Pullback trading is one of the best and most profitable strategies for day traders. A pullback presents an entry point for day traders, and they get a chance to exploit the situation.

When stock prices are on a downtrend or uptrend, they often make small moves in the opposite direction, and this is where traders see an opportunity to make profits. After a brief rebound or correction, the major trend resumes.

Trading the news

Traders have to invest a lot of time and effort to follow this strategy, but it can be highly profitable. As the name suggests, traders have to stay active and follow the news regularly.

When there’s good news, traders can find an entry point, but it’s important to have a sell target before jumping in. When there’s bad news, stock prices can fall, and traders can also find an entry point in such situations.

Momentum trading

Momentum trading is a form of trading and not investing. It involves high-risk and high-profit opportunities. This strategy is easy to follow and suitable for beginners too.

To be successful with this strategy, you will have to find stocks that have moved in the last few days/weeks. Once you find such stocks, you can ride the trend as long as there are no signs of a reversal.

Daily pivots

Volatility is a big part of the stock market, and day traders can use it to make profits. You just have to attempt to buy stocks at the day’s low and sell at the day’s high to book your profit. You should close your position if you see signs of a reversal.

Well, these are the best day trading strategies beginners can follow. Like any other strategy, they don’t guarantee a profit, but they are easy to learn and execute, and traders won’t need professional help to learn them.

You can also follow any other strategy that works for you, as options aren’t limited to the mentioned strategies.

Daily Trading Stock Market: Risk vs. Reward

When we talk about trading and investing, risk is always involved. Nevertheless, the risk-to-reward ratio should be appealing. In the case of day trading, the risk is high, but traders can also make a profit multiple times each day.

Even if the profits are small, they will add up throughout the day, and the trader will have more money at the beginning of the next trading day than the previous day.

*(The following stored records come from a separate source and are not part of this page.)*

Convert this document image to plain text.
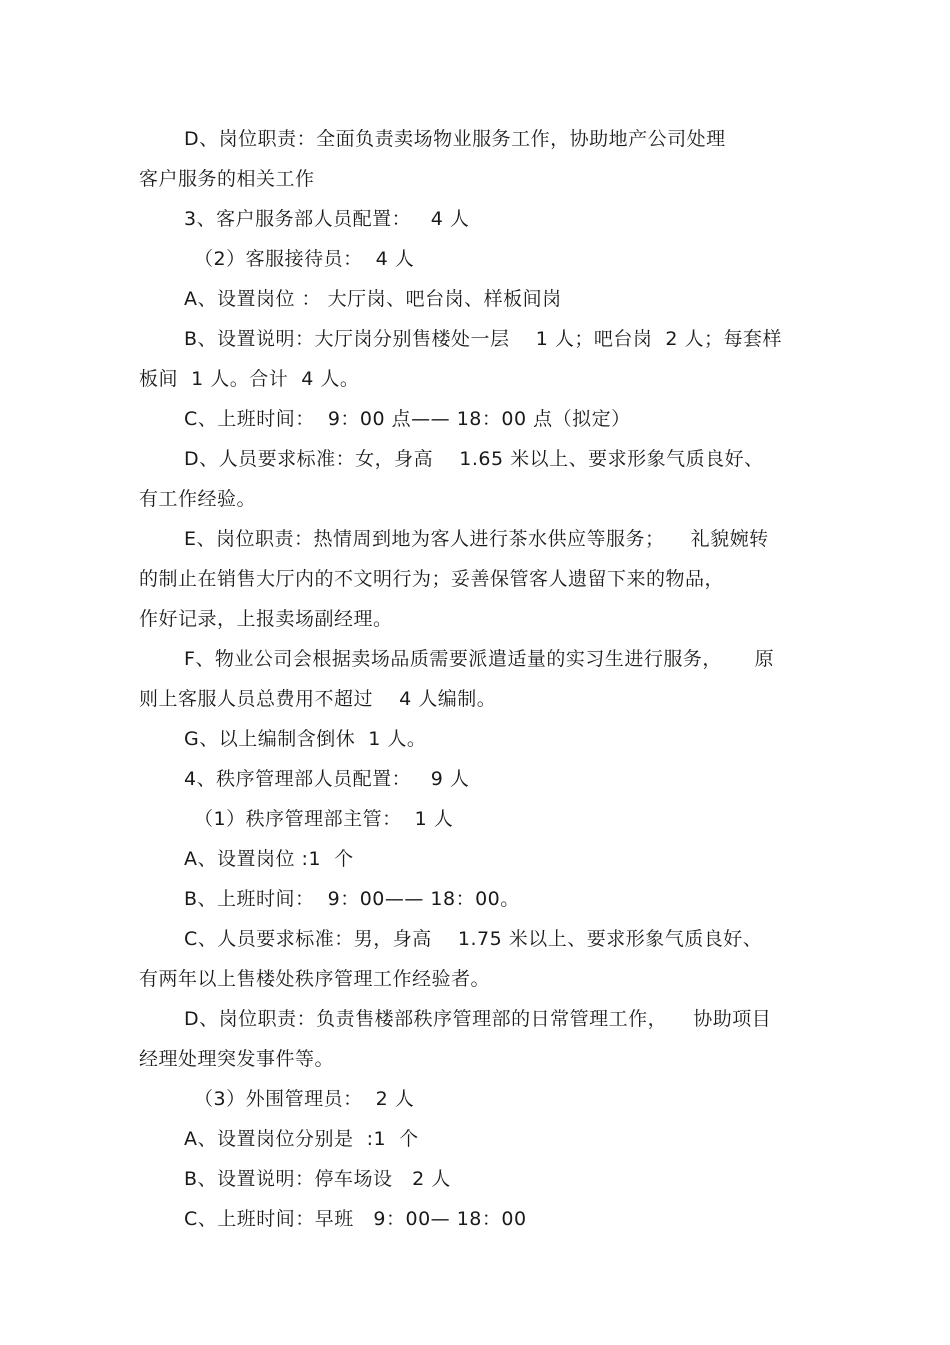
D、岗位职责：全面负责卖场物业服务工作，协助地产公司处理
客户服务的相关工作
3、客户服务部人员配置：   4 人
（2）客服接待员：  4 人
A、设置岗位 ： 大厅岗、吧台岗、样板间岗
B、设置说明：大厅岗分别售楼处一层    1 人；吧台岗  2 人；每套样
板间  1 人。合计  4 人。
C、上班时间：  9：00 点—— 18：00 点（拟定）
D、人员要求标准：女，身高    1.65 米以上、要求形象气质良好、
有工作经验。
E、岗位职责：热情周到地为客人进行茶水供应等服务；    礼貌婉转
的制止在销售大厅内的不文明行为；妥善保管客人遗留下来的物品，
作好记录，上报卖场副经理。
F、物业公司会根据卖场品质需要派遣适量的实习生进行服务，     原
则上客服人员总费用不超过    4 人编制。
G、以上编制含倒休  1 人。
4、秩序管理部人员配置：   9 人
（1）秩序管理部主管：  1 人
A、设置岗位 :1  个
B、上班时间：  9：00—— 18：00。
C、人员要求标准：男，身高    1.75 米以上、要求形象气质良好、
有两年以上售楼处秩序管理工作经验者。
D、岗位职责：负责售楼部秩序管理部的日常管理工作，    协助项目
经理处理突发事件等。
（3）外围管理员：  2 人
A、设置岗位分别是  :1  个
B、设置说明：停车场设   2 人
C、上班时间：早班   9：00— 18：00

However, it also means the losses can add up over time, and traders can get in trouble if they don’t manage risk.

As we mentioned above, you can cut losses with limit orders, and they can help you trade more confidently. You can become a successful day trader with the right strategy and mindset.

Day trading, without a doubt, is a great trading style in the stock market, and it can help you make a good profit over a time period. However, there are many other options you can go for.

For instance, options trading is another popular option among traders. If you are a beginner interested in options trading, going for an options-picking service can be a good option. For example, the Foolproof Options service.

More about Foolproof Options

Foolproof Options has received a positive response from users, and it’s currently one of the best and most reliable options for traders. While using this service, you won’t have to worry about misleading information, false claims, or hidden charges.

As a user, you will receive 3 trade alerts per week, a full trade plan, and guidance. It’s a fairly-priced service, and you will get a 200% money-back guarantee. Moreover, you can have a 14-day free trial, which is an added benefit.

Overall, you will have a worry-free experience with this service, as you can opt-out anytime.

Conclusion

Each trading style has its pros and cons, and the same is true with day trading. If you have read this article carefully, you will be aware of the advantages, disadvantages, risks involved, potential profit opportunities, and strategies of the daily trading stock market.

It won’t be unfair to say that day trading is one of the best trading styles, and traders who have a solid strategy and execute it the right way get rewarded.

You shouldn’t start trading without doing research, and you should do risk management too. You can also opt-in for paid tutorials, courses, or services. As you gain experience in the field, it will become easy for you to create a strategy that works best for you.